That’s not an insult. The triple punch of side A of Sacred Ground is potent: “Signs” begins with a piano line that could take it into Brechtian whimsy a la The Dresden Dolls, but instead comes closest to hitting the sweet spot owned by The Acid. It’s something of a gambit, leading with the track that sounds most like a different project and there’s a strong sense of deja vu attendant to it’s stark beat and vocal. But ultimately it serves as a transition from one project to another. The baseline that opens “Stole the Night” immediately stresses the differences between the two projects. Sacred Ground is more of a dance floor record, and by “X Machina”’s The Hurting-era Tears For Fears synth intro, it’s clear that this Howling is a different animal entirely. “Short Line” would fit seamlessly into a playlist with Documentaly-era Sakanaction; “Quartz” is going to log mileage as a go-to, after-hours jam, as clubs wind down the night; “Forest” teases an almost 8-bit vibe, but mainly serves as a percussion showcase, and stays interesting throughout its almost 8-minute length.
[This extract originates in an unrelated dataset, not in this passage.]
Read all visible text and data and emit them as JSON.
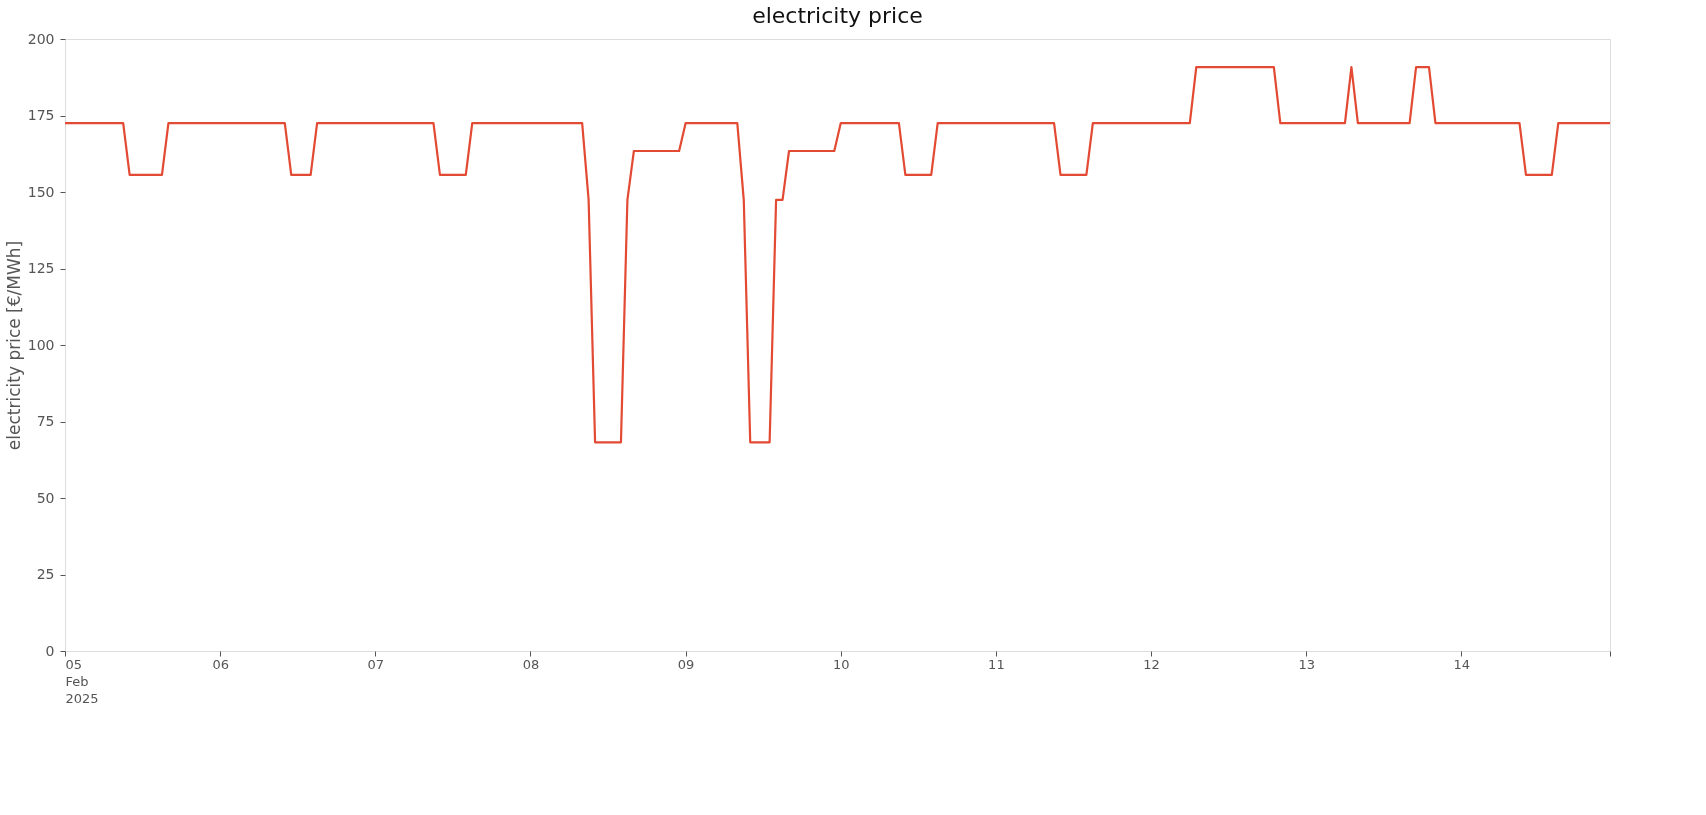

It’s a very, very danceable album without ever pandering to dance floor clichés.
Aside from two brief interludes of studio clicks and comments accompanying some synth washes, each less than a minute long, only “Zürich” deviates from the record’s overall danceability. Looped chimes and bird chirps over synth chords seem to be building toward something, but never quite resolve. Just as the track seems to crescendo it slowly fades, retreating as it accumulated, a palindromic oddity.
Sacred Ground will absolutely satisfy fans of downtempo electronic music. RY X’s soulful vocals anchor the songs here just as they did on Liminal. If you loved The Acid, Howling should be an automatic purchase. If you loved “Fame” but found some of the other tracks – “Creeper” for example – too confrontational, this might just hit the spot. It lacks a single breakout track, but maintains a high level of hookiness and groove. Try Sacred Ground and see if you’re moved. If so, take the plunge.